Q : Pourquoi utiliser la lumière THz et le sucre ?
Jean-Michel Ménard : « La lumière térahertz est particulièrement intéressante parce qu’elle peut induire des vibrations dans de nombreuses molécules, y compris les molécules de glucose dans le sucre. L’énergie de vibration des molécules est intimement liée à leurs propriétés, notamment leur capacité à s’engager dans des réactions chimiques avec d’autres molécules. Par conséquent, en concevant des plates-formes permettant un couplage fort entre la lumière térahertz et la vibration des molécules, qui sont des éléments fondamentaux des substances organiques, nous avons la possibilité de modifier leurs propriétés pour éventuellement contrôler les mécanismes qui sont à la base de la vie.«
Q : Qu’avez-vous finalement découvert grâce à vos recherches ?
Jean-Michel Ménard : « Nous avons découvert des approches efficaces pour coupler la lumière térahertz et la matière. Le concept le plus prometteur est basé sur une surface métallique structurée, la métasurface, incorporée dans la conception d’une cavité photonique. La lumière est ainsi doublement piégée et reste étroitement confinée à l’intérieur du dispositif.«
« Notre plateforme robuste prête à l’emploi permet d’insérer potentiellement de nombreux matériaux organiques à l’intérieur de ce dispositif pour créer des systèmes quantiques dotés de nouvelles propriétés. En effet, aucun alignement précis du dispositif n’est nécessaire pour piéger la lumière, cette condition critique étant essentiellement remplie par la géométrie du motif métallique de la métasurface.Il est intéressant de noter qu’il existe des techniques de fabrication évolutives pour fabriquer des métasurfaces interagissant avec la lumière térahertz. Nous pensons que ces dispositifs pourraient être utilisés assez rapidement pour des applications réelles de réactions chimiques améliorées par des éléments quantiques« .
Q : Quel impact cette recherche peut-elle avoir ?

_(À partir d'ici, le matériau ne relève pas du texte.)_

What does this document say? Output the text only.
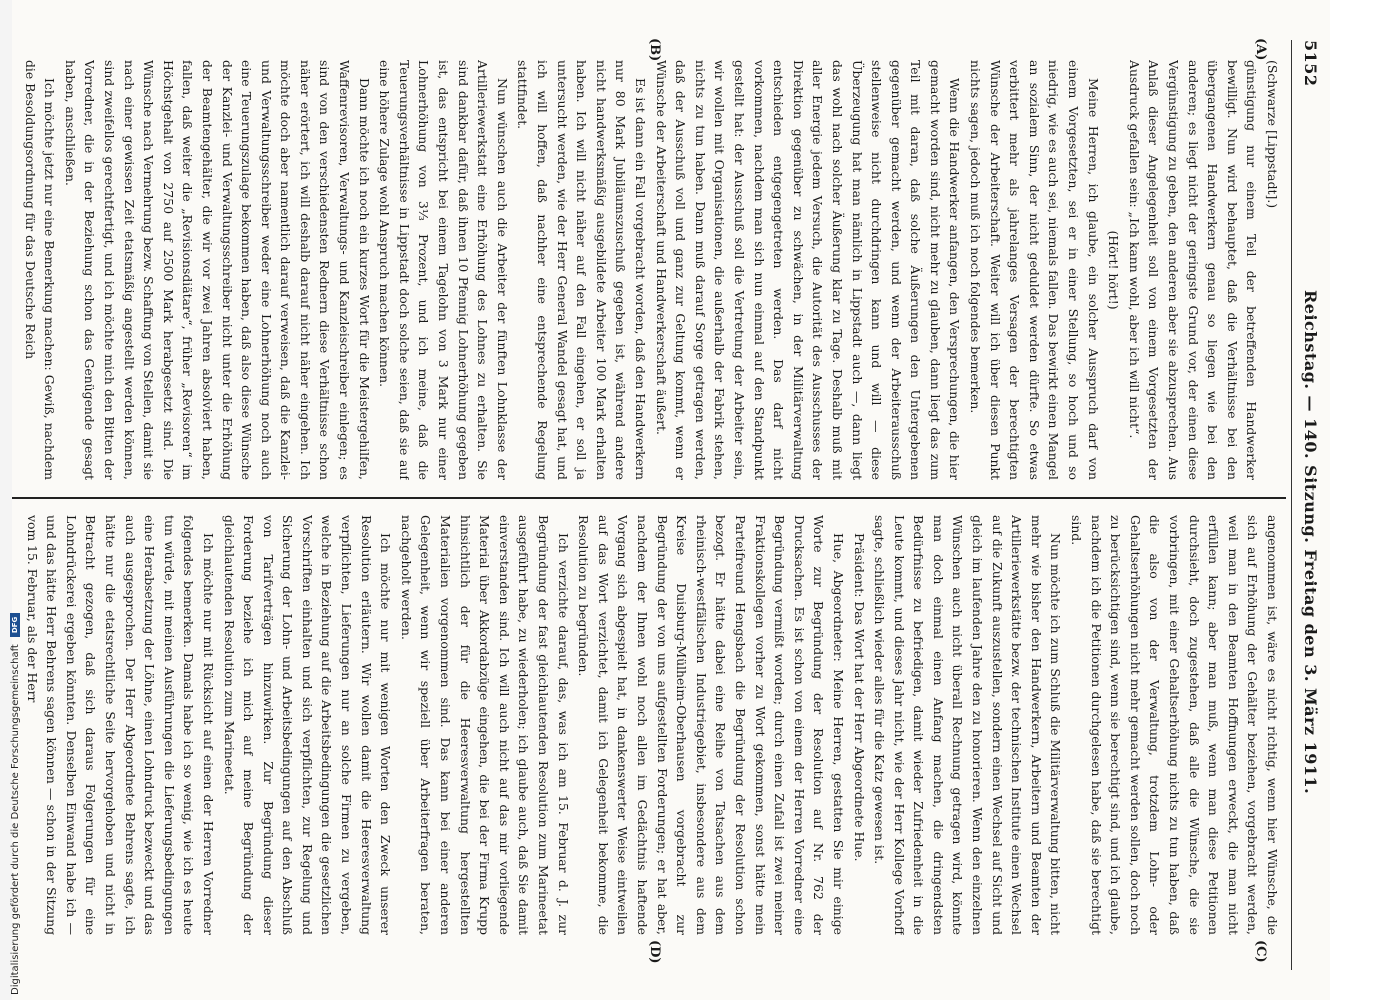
5152
Reichstag. — 140. Sitzung. Freitag den 3. März 1911.
(A)
(B)
(C)
(D)

(Schwarze [Lippstadt].)

günstigung nur einem Teil der betreffenden Handwerker bewilligt. Nun wird behauptet, daß die Verhältnisse bei den übergangenen Handwerkern genau so liegen wie bei den anderen; es liegt nicht der geringste Grund vor, der einen diese Vergünstigung zu geben, den anderen aber sie abzusprechen. Aus Anlaß dieser Angelegenheit soll von einem Vorgesetzten der Ausdruck gefallen sein: „Ich kann wohl, aber ich will nicht“.

(Hört! hört!)

Meine Herren, ich glaube, ein solcher Ausspruch darf von einem Vorgesetzten, sei er in einer Stellung, so hoch und so niedrig, wie es auch sei, niemals fallen. Das bewirkt einen Mangel an sozialem Sinn, der nicht geduldet werden dürfte. So etwas verbittert mehr als jahrelanges Versagen der berechtigten Wünsche der Arbeiterschaft. Weiter will ich über diesen Punkt nichts sagen, jedoch muß ich noch folgendes bemerken.

Wenn die Handwerker anfangen, den Versprechungen, die hier gemacht worden sind, nicht mehr zu glauben, dann liegt das zum Teil mit daran, daß solche Äußerungen den Untergebenen gegenüber gemacht werden, und wenn der Arbeiterausschuß stellenweise nicht durchdringen kann und will — diese Überzeugung hat man nämlich in Lippstadt auch —, dann liegt das wohl nach solcher Äußerung klar zu Tage. Deshalb muß mit aller Energie jedem Versuch, die Autorität des Ausschusses der Direktion gegenüber zu schwächen, in der Militärverwaltung entschieden entgegengetreten werden. Das darf nicht vorkommen, nachdem man sich nun einmal auf den Standpunkt gestellt hat: der Ausschuß soll die Vertretung der Arbeiter sein, wir wollen mit Organisationen, die außerhalb der Fabrik stehen, nichts zu tun haben. Dann muß darauf Sorge getragen werden, daß der Ausschuß voll und ganz zur Geltung kommt, wenn er Wünsche der Arbeiterschaft und Handwerkerschaft äußert.

Es ist dann ein Fall vorgebracht worden, daß den Handwerkern nur 80 Mark Jubiläumszuschuß gegeben ist, während andere nicht handwerksmäßig ausgebildete Arbeiter 100 Mark erhalten haben. Ich will nicht näher auf den Fall eingehen, er soll ja untersucht werden, wie der Herr General Wandel gesagt hat, und ich will hoffen, daß nachher eine entsprechende Regelung stattfindet.

Nun wünschen auch die Arbeiter der fünften Lohnklasse der Artilleriewerkstatt eine Erhöhung des Lohnes zu erhalten. Sie sind dankbar dafür, daß ihnen 10 Pfennig Lohnerhöhung gegeben ist, das entspricht bei einem Tagelohn von 3 Mark nur einer Lohnerhöhung von 3⅓ Prozent, und ich meine, daß die Teuerungsverhältnisse in Lippstadt doch solche seien, daß sie auf eine höhere Zulage wohl Anspruch machen können.

Dann möchte ich noch ein kurzes Wort für die Meistergehilfen, Waffenrevisoren, Verwaltungs- und Kanzleischreiber einlegen; es sind von den verschiedensten Rednern diese Verhältnisse schon näher erörtert, ich will deshalb darauf nicht näher eingehen. Ich möchte doch aber namentlich darauf verweisen, daß die Kanzlei- und Verwaltungsschreiber weder eine Lohnerhöhung noch auch eine Teuerungszulage bekommen haben, daß also diese Wünsche der Kanzlei- und Verwaltungsschreiber nicht unter die Erhöhung der Beamtengehälter, die wir vor zwei Jahren absolviert haben, fallen, daß weiter die „Revisionsdiätare“, früher „Revisoren“ im Höchstgehalt von 2750 auf 2500 Mark herabgesetzt sind. Die Wünsche nach Vermehrung bezw. Schaffung von Stellen, damit sie nach einer gewissen Zeit etatsmäßig angestellt werden können, sind zweifellos gerechtfertigt, und ich möchte mich den Bitten der Vorredner, die in der Beziehung schon das Genügende gesagt haben, anschließen.

Ich möchte jetzt nur eine Bemerkung machen: Gewiß, nachdem die Besoldungsordnung für das Deutsche Reich

angenommen ist, wäre es nicht richtig, wenn hier Wünsche, die sich auf Erhöhung der Gehälter beziehen, vorgebracht werden, weil man in den Beamten Hoffnungen erweckt, die man nicht erfüllen kann; aber man muß, wenn man diese Petitionen durchsieht, doch zugestehen, daß alle die Wünsche, die sie vorbringen, mit einer Gehaltserhöhung nichts zu tun haben, daß die also von der Verwaltung, trotzdem Lohn- oder Gehaltserhöhungen nicht mehr gemacht werden sollen, doch noch zu berücksichtigen sind, wenn sie berechtigt sind, und ich glaube, nachdem ich die Petitionen durchgelesen habe, daß sie berechtigt sind.

Nun möchte ich zum Schluß die Militärverwaltung bitten, nicht mehr wie bisher den Handwerkern, Arbeitern und Beamten der Artilleriewerkstätte bezw. der technischen Institute einen Wechsel auf die Zukunft auszustellen, sondern einen Wechsel auf Sicht und gleich im laufenden Jahre den zu honorieren. Wenn den einzelnen Wünschen auch nicht überall Rechnung getragen wird, könnte man doch einmal einen Anfang machen, die dringendsten Bedürfnisse zu befriedigen, damit wieder Zufriedenheit in die Leute kommt, und dieses Jahr nicht, wie der Herr Kollege Vorhoff sagte, schließlich wieder alles für die Katz gewesen ist.

Präsident: Das Wort hat der Herr Abgeordnete Hue.

Hue, Abgeordneter: Meine Herren, gestatten Sie mir einige Worte zur Begründung der Resolution auf Nr. 762 der Drucksachen. Es ist schon von einem der Herren Vorredner eine Begründung vermißt worden; durch einen Zufall ist zwei meiner Fraktionskollegen vorher zu Wort gekommen, sonst hätte mein Parteifreund Hengsbach die Begründung der Resolution schon bezogt. Er hätte dabei eine Reihe von Tatsachen aus dem rheinisch-westfälischen Industriegebiet, insbesondere aus dem Kreise Duisburg-Mülheim-Oberhausen vorgebracht zur Begründung der von uns aufgestellten Forderungen; er hat aber, nachdem der Ihnen wohl noch allen im Gedächtnis haftende Vorgang sich abgespielt hat, in dankenswerter Weise eintweilen auf das Wort verzichtet, damit ich Gelegenheit bekomme, die Resolution zu begründen.

Ich verzichte darauf, das, was ich am 15. Februar d. J. zur Begründung der fast gleichlautenden Resolution zum Marineetat ausgeführt habe, zu wiederholen; ich glaube auch, daß Sie damit einverstanden sind. Ich will auch nicht auf das mir vorliegende Material über Akkordabzüge eingehen, die bei der Firma Krupp hinsichtlich der für die Heeresverwaltung hergestellten Materialien vorgenommen sind. Das kann bei einer anderen Gelegenheit, wenn wir speziell über Arbeiterfragen beraten, nachgeholt werden.

Ich möchte nur mit wenigen Worten den Zweck unserer Resolution erläutern. Wir wollen damit die Heeresverwaltung verpflichten, Lieferungen nur an solche Firmen zu vergeben, welche in Beziehung auf die Arbeitsbedingungen die gesetzlichen Vorschriften einhalten und sich verpflichten, zur Regelung und Sicherung der Lohn- und Arbeitsbedingungen auf den Abschluß von Tarifverträgen hinzuwirken. Zur Begründung dieser Forderung beziehe ich mich auf meine Begründung der gleichlautenden Resolution zum Marineetat.

Ich möchte nur mit Rücksicht auf einen der Herren Vorredner folgendes bemerken. Damals habe ich so wenig, wie ich es heute tun würde, mit meinen Ausführungen die Lieferungsbedingungen eine Herabsetzung der Löhne, einen Lohndruck bezweckt und das auch ausgesprochen. Der Herr Abgeordnete Behrens sagte, ich hätte nur die etatsrechtliche Seite hervorgehoben und nicht in Betracht gezogen, daß sich daraus Folgerungen für eine Lohndrückerei ergeben könnten. Denselben Einwand habe ich — und das hätte Herr Behrens sagen können — schon in der Sitzung vom 15. Februar, als der Herr

Digitalisierung gefördert durch die Deutsche Forschungsgemeinschaft DFG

Jean-Michel Ménard : « Ces résultats nous rapprochent de la possibilité technologique d’exploiter certaines des propriétés uniques des systèmes quantiques constitués d’un état hybride de lumière et de matière. En réalisant une étude théorique et expérimentale systématique de différents types de résonateurs photoniques, nous avons découvert de nouveaux modèles de résonateurs photoniques capables de créer une superposition quantique entre un matériau moléculaire, le glucose, et la lumière dans une région spécifique de la fenêtre spectrale de l’infrarouge lointain appelée région térahertz. Des travaux antérieurs ont démontré que ce processus d’hybridation, lorsqu’il implique la lumière térahertz, modifie les propriétés physiques et chimiques originales du matériau. Par exemple, la présence d’un résonateur photonique peut modifier la vitesse de certaines réactions chimiques impliquant ce matériau.«
« À l’avenir, nous pensons que cette approche pourrait contribuer à réguler certains processus moléculaires, ce qui permettrait d’envisager des applications médicales pour des diagnostics rapides et, potentiellement, de nouvelles stratégies thérapeutiques.«
Article : « Hybrid architectures for terahertz molecular polaritonics » – DOI: 10.1038/s41467-024-48764-6
Légende illustration : Schéma d’une architecture de cavité hybride permettant d’obtenir un couplage lumière-matière efficace.